Polling in a large parallel fashion will introduce additional CPU load on the conductor nodes. Deployers may need to scale out their conductor nodes to handle the additional load.

Other deployer impact

Recap of the configuration options added:

[agent] * poll_only (type=BoolOpt, default=False) * poll_interval (type=IntOpt, default=<[api]/ramdisk_heartbeat_timeout>)

[api] * disable_agent_api (type=BoolOpt, default=False)

We should document where each of these needs to be set (API vs conductor hosts).

Developer impact

None

Implementation

Assignee(s)

Primary assignee:

jroll

Other contributors:

penick

Work Items

  • Enable IPA to skip the lookup process when ironic does not pass the ipa-api-url kernel parameter.

  • Create the get_hardware_info IPA command.

  • Create the node_info IPA command.

  • Add the new options to ironic.

  • Enable Ironic to use polling for agent actions/status rather than using the heartbeat as a trigger.

  • Make ironic call the node_info command after IPA boots, when in polling mode.

  • Disable heartbeating in the agent in polling mode.

  • Test scale and performance impact on periodic tasks.

  • Lots of documentation, especially in admin guides. It may also be worth a large blurb in the reference architecture guide.

Dependencies

None.

Testing

We should configure one of the existing tempest jobs to use this feature.

Upgrades and Backwards Compatibility

The deployer must update IPA in their images to support passive mode prior to upgrading Ironic and enabling the feature.

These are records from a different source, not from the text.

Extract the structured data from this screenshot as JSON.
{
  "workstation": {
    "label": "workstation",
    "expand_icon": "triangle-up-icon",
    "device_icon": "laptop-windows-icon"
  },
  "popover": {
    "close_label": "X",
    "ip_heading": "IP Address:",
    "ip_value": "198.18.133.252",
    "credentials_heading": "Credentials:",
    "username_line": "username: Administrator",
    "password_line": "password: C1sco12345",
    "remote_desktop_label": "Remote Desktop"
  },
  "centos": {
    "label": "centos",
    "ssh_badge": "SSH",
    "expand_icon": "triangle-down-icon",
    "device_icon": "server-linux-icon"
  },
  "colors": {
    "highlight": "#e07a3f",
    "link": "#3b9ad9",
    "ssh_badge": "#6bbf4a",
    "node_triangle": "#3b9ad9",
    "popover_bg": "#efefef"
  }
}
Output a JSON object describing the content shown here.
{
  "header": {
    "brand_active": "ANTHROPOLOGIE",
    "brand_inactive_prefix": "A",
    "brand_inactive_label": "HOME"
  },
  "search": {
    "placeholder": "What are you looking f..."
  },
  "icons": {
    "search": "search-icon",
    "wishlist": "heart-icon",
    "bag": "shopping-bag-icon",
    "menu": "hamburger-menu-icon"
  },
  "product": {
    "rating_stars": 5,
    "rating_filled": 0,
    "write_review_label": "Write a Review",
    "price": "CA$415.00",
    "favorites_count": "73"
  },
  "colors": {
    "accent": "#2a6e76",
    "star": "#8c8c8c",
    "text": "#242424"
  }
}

If they do not, all imaging attempts will fail.

Documentation Impact

This feature needs to be documented as a deployment option.

The ironic-inspector docs need to be updated to capture that inspector won’t work with poll_only=True.

Admin docs should be updated to note that firewall rules need to be implemented to actually close network access between the target node and the ironic API.

References

None